I started with the code to read the content of the flowfile, as well as to write some of the conditions, but I don't know how to generate the attribute.

Some examples of the log lines: Jim,18,M,156,Oregon,USA,etc John,55,M,170,Idaho,USA,etc

Here's what I have so far:

from org.apache.commons.io import IOUtils
from java.nio.charset import StandardCharsets
from org.apache.nifi.processor.io import StreamCallback

class PyStreamCallback(StreamCallback):
    def __init__(self):
         pass
    def process(self, inputStream, outputStream):
         Log = IOUtils.toString(inputStream, StandardCharsets.UTF_8)
         TextLog = str(Log).split(',')
         name = TextLog[0]
         age = TextLog[1]
         sex = TextLog[2]

         if name == 'John' and age == '30':
             Topic_A = str(TextLog) 
             outputStream.write(bytearray((Topic_A).encode('utf-8')))
         elif name == 'Max' and age == '25':
             Topic_B = str(TextLog)
             outputStream.write(bytearray((Topic_B).encode('utf-8')))
         elif name == 'Smith' and age == '10' or '20':
             Topic_C = str(TextLog)
             outputStream.write(bytearray((Topic_C).encode('utf-8')))

The goal is to have a single executescript processor and a single kafka processor.

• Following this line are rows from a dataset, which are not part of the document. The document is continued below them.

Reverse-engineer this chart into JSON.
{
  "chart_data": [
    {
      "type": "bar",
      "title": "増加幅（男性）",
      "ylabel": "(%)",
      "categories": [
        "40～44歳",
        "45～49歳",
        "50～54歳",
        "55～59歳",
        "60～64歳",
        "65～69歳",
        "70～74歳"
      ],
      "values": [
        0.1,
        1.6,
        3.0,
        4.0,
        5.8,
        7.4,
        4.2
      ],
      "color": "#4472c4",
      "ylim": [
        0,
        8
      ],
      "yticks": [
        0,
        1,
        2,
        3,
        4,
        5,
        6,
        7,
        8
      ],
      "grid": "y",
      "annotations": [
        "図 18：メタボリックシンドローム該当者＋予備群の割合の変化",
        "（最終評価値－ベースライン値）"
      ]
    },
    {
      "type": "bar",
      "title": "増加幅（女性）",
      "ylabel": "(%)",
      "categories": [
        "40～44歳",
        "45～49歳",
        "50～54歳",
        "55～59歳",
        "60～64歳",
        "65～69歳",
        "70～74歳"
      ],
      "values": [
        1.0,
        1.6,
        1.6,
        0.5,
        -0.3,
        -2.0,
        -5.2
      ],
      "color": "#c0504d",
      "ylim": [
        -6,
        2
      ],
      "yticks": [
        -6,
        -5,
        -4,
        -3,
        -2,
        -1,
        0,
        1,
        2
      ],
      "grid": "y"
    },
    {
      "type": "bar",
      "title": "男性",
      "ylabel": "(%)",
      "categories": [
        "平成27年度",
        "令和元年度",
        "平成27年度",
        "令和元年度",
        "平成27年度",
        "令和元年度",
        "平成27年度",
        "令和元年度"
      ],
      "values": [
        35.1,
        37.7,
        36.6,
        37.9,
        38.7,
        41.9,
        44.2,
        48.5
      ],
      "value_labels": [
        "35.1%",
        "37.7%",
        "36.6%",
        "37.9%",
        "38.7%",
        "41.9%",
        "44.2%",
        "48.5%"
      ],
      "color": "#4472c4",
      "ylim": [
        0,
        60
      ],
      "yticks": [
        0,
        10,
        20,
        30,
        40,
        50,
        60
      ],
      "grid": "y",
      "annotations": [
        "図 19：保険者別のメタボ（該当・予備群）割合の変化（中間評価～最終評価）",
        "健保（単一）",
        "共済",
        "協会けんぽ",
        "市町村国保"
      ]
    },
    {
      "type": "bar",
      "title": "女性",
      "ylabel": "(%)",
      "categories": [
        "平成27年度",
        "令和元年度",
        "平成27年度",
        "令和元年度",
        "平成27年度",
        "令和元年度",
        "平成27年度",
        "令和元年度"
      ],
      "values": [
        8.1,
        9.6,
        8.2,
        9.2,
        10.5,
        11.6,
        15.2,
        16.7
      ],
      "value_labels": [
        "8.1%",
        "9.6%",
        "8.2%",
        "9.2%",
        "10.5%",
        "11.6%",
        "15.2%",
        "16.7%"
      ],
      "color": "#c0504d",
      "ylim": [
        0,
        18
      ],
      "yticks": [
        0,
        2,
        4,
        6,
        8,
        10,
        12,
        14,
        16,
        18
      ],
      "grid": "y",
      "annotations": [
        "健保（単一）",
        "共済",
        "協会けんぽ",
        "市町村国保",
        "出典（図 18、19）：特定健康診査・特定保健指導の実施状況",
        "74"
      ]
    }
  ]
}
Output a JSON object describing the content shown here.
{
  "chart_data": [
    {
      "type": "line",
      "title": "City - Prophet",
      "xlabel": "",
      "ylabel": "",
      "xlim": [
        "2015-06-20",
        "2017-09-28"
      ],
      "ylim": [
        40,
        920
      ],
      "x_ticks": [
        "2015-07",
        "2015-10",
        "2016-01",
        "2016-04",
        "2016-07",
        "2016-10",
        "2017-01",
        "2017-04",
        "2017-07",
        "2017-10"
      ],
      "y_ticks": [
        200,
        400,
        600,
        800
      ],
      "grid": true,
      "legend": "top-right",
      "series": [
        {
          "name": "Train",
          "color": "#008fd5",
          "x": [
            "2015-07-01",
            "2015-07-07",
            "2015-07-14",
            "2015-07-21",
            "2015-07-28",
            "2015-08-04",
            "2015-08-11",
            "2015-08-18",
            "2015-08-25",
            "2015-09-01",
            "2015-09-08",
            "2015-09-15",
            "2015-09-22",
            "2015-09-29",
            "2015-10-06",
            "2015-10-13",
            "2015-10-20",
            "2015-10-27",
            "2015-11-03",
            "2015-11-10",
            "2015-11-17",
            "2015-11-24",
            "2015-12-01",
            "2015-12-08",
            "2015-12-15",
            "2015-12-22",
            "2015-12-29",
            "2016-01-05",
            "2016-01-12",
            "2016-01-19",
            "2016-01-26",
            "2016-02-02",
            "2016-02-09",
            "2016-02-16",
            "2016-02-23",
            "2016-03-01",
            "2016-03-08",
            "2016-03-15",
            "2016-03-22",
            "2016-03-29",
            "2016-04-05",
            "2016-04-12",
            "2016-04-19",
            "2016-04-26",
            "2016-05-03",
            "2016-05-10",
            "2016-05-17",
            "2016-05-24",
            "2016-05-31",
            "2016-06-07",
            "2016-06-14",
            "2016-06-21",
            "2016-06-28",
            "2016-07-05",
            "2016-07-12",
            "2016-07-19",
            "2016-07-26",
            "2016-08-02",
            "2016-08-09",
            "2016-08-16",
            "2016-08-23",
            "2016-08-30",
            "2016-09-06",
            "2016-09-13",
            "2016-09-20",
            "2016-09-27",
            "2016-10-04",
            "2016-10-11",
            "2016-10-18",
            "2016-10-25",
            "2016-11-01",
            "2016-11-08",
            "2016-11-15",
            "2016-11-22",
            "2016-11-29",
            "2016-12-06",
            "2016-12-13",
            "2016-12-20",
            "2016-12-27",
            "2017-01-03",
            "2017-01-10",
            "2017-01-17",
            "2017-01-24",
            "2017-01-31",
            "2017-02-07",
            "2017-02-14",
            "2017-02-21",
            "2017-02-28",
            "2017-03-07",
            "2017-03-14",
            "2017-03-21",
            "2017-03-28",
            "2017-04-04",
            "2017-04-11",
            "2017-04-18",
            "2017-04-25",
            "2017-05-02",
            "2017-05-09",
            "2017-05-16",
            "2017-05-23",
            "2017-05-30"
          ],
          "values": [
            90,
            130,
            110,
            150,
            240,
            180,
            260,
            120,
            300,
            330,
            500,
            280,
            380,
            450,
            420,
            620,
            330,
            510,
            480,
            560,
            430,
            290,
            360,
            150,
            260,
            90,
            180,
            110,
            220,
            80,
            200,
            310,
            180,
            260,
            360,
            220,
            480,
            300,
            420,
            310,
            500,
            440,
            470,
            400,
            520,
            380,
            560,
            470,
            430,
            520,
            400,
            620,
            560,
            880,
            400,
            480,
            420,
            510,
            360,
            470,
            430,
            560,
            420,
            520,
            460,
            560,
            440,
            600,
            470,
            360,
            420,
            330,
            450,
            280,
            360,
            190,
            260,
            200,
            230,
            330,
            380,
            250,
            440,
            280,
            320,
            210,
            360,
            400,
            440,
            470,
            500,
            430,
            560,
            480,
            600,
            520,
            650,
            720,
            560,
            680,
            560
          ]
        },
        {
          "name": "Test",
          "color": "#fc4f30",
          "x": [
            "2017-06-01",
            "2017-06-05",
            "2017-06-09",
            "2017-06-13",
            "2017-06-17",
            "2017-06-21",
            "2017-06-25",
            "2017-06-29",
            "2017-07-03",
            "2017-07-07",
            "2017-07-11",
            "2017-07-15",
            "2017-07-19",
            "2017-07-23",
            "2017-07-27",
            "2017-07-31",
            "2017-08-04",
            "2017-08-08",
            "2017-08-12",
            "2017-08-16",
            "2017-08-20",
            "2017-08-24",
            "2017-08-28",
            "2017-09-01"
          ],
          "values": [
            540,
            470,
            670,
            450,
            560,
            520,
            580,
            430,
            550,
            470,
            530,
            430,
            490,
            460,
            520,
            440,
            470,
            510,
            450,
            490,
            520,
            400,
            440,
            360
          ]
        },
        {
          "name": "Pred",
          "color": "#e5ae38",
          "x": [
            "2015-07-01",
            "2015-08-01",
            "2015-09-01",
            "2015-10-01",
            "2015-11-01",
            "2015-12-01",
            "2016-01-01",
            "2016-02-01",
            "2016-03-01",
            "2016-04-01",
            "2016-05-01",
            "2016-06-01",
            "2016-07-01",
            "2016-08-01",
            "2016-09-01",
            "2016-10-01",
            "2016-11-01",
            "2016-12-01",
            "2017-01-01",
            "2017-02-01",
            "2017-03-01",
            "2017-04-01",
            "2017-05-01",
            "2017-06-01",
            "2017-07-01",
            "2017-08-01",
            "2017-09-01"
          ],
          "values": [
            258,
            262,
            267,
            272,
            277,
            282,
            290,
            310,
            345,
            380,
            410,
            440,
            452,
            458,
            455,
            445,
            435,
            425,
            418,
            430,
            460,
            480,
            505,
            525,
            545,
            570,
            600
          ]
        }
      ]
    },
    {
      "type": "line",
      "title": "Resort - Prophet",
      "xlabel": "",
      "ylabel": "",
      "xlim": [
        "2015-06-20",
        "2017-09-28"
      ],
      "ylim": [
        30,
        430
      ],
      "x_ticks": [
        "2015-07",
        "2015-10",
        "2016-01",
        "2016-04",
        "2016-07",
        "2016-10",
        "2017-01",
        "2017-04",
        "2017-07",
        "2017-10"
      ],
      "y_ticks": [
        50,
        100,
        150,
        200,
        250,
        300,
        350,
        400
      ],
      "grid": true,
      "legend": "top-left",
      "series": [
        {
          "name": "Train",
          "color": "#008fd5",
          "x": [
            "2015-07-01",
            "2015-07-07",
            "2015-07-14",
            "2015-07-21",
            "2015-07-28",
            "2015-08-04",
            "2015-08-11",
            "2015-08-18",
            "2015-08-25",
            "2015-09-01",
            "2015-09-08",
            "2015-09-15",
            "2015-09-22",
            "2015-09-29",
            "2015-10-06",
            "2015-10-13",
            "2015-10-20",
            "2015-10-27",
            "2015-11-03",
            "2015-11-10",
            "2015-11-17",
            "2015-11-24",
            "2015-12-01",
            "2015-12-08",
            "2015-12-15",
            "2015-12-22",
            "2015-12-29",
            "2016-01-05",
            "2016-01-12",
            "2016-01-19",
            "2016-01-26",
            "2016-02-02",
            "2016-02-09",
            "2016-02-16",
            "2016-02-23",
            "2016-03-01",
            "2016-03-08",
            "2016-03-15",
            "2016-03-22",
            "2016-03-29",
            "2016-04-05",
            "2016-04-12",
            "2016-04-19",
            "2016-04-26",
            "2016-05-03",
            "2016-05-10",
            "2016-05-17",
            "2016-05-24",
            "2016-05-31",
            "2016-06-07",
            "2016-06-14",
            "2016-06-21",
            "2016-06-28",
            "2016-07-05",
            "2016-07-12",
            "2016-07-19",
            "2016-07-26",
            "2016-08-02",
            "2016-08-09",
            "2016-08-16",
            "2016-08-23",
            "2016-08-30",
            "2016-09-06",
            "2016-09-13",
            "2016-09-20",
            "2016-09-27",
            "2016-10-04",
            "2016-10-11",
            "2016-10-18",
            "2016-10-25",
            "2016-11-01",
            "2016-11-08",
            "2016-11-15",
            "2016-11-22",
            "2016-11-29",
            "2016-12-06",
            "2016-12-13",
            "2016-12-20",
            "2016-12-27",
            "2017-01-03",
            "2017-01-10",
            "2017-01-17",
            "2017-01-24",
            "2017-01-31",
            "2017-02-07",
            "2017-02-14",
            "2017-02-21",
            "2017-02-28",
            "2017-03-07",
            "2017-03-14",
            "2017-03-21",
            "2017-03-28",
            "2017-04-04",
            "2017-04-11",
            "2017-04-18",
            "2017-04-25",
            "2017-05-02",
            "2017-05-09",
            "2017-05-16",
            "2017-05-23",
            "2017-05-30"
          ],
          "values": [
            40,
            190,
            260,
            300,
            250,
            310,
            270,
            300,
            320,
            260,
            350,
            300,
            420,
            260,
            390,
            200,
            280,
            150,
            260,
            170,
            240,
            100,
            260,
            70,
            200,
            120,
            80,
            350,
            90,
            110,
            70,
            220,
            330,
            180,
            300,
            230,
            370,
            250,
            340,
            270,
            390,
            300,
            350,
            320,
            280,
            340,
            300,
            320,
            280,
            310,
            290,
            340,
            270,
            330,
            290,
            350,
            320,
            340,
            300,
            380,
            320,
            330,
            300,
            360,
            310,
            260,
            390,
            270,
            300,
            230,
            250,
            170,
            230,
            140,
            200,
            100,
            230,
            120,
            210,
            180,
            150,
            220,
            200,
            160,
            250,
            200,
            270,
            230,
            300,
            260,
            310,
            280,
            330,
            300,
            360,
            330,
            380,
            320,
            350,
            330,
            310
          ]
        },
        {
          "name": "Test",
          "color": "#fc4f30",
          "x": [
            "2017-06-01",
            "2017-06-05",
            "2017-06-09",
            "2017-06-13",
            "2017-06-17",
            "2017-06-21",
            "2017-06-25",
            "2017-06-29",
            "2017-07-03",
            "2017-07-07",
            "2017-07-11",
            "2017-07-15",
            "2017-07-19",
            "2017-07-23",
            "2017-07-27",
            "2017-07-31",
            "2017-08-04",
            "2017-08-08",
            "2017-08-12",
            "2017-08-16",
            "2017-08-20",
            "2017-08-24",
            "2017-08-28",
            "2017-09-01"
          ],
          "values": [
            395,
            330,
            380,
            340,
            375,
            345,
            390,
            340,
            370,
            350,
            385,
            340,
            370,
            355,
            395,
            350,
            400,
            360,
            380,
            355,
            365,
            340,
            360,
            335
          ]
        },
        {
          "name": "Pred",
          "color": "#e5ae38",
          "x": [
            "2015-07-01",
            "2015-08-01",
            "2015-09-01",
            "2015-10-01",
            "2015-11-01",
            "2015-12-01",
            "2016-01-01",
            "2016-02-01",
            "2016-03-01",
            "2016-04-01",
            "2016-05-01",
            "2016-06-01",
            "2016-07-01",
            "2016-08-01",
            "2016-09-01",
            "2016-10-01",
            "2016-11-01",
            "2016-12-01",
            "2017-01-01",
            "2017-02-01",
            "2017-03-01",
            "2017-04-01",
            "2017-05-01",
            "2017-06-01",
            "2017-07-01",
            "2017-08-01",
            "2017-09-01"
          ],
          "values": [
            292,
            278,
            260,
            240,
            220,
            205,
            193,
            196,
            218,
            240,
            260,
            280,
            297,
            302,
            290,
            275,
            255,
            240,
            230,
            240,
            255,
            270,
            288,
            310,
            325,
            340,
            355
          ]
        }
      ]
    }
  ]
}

Please, someone can help me.

1

1 Answers

5
votes

The short answer is:

flowFile = session.putAttribute(flowFile, 'my-property', 'my-value')

https://funnifi.blogspot.com/2016/02/executescript-processor-hello-world.html

A typical way this would be done without writing any custom code, is to use RouteOnContent...

You can add a user-defined properties where the name will become a relationship and the value is a regular expression.

For example, adding two properties:

john = John,30,.*
max = Max,25,.*

From there you would send each relationship to an UpdateAttribute processor where you set the topic name, so john would go to an UpdateAttribute that set topic = Topic_A and max would go to an UpdateAttribute that set topic = Topic_B.

Then they would all connect to a single PublishKafka where the topic was set to ${topic}.